Tichon also beheld something joyous and intoxicating in the terrible glare and noise. He remembered the song.
Green grass is growing at her feet,
Starred with florets blue and sweet.
He seemed to recognise these flowers in the transparent blue heart of the flames. Their celestial colour promised ineffable bliss, but the way to it lay through the Red Death.
The besiegers succeeded in removing several logs. The smoke escaped through the opening. Soldiers with the help of poles were hauling the victims out and pouring water over them. Mother Theodulia, a centenarian, was dragged out by her legs; Vitalia caught hold of her and was also rescued, but she died the next moment, her body was one wound. Father Spiridon, when pulled out, cut his throat. He lived four hours longer, crossed himself continually after the manner of the Raskolniks, reviled the Niconians and rejoiced, as the captain stated in his report, at having mortally wounded himself.
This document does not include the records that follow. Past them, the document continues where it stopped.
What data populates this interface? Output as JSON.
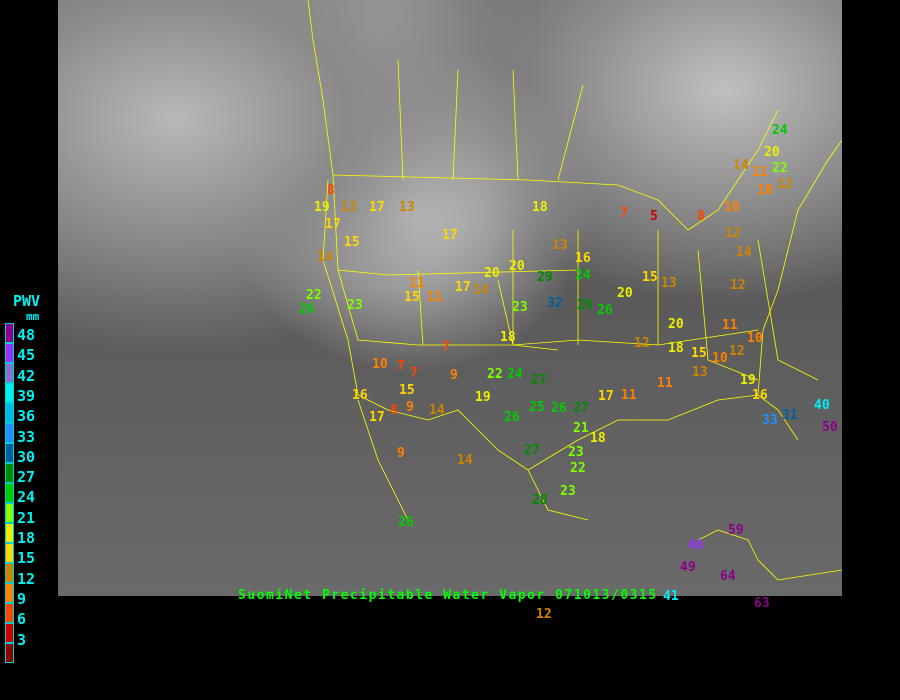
{
  "caption": "SuomiNet Precipitable Water Vapor 071013/0315",
  "legend": {
    "title": "PWV",
    "unit": "mm",
    "labels": [
      "48",
      "45",
      "42",
      "39",
      "36",
      "33",
      "30",
      "27",
      "24",
      "21",
      "18",
      "15",
      "12",
      "9",
      "6",
      "3"
    ],
    "colors": [
      "#8b008b",
      "#9b30ff",
      "#8470d0",
      "#00eeee",
      "#00b8e8",
      "#1e90ff",
      "#00609f",
      "#008b00",
      "#00cd00",
      "#7fff00",
      "#eeee00",
      "#ffd700",
      "#cd8500",
      "#ff8000",
      "#ff4500",
      "#cd0000",
      "#8b0000"
    ]
  },
  "border_color": "#ffff00",
  "stations": [
    "24",
    "20",
    "22",
    "11",
    "10",
    "12",
    "14",
    "8",
    "19",
    "13",
    "17",
    "17",
    "13",
    "15",
    "14",
    "17",
    "18",
    "13",
    "22",
    "26",
    "23",
    "11",
    "15",
    "11",
    "17",
    "14",
    "20",
    "20",
    "29",
    "24",
    "16",
    "23",
    "32",
    "29",
    "26",
    "18",
    "9",
    "7",
    "7",
    "10",
    "8",
    "15",
    "14",
    "9",
    "17",
    "16",
    "7",
    "19",
    "22",
    "24",
    "27",
    "26",
    "25",
    "26",
    "27",
    "17",
    "21",
    "18",
    "27",
    "23",
    "23",
    "28",
    "22",
    "26",
    "9",
    "14",
    "11",
    "12",
    "15",
    "20",
    "13",
    "20",
    "18",
    "15",
    "11",
    "10",
    "13",
    "12",
    "10",
    "11",
    "14",
    "12",
    "19",
    "16",
    "33",
    "31",
    "40",
    "50",
    "49",
    "46",
    "59",
    "64",
    "63",
    "41",
    "12",
    "10",
    "7",
    "5",
    "8",
    "12"
  ]
}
Others, after the first contact with the flames, of their own accord rushed to the opening, trampling upon one another, and climbing over the pile of bodies, cried to the soldiers:
“Help! help! we burn!”
Animal fear took the place of angelic ecstasy. Those who remained endeavoured to hold back the fleeing. An old man had clutched with both hands the edge of the opening, ready to jump out, but his grandson, a boy of seventeen, knocked a stick across his hands, so hard that he let go and the grandfather fell back into the flames. A woman was escaping with her little boy, but the father caught hold of the child’s legs, swung him in the air and dashed out his brains against a beam. The porter of the monastery, a stout man, who had fallen into a pool of burning pitch, writhed and leapt as in a dance. “Like a fish in a frying pan,” thought Tichon with sinister irony, and closed his eyes so as not to see.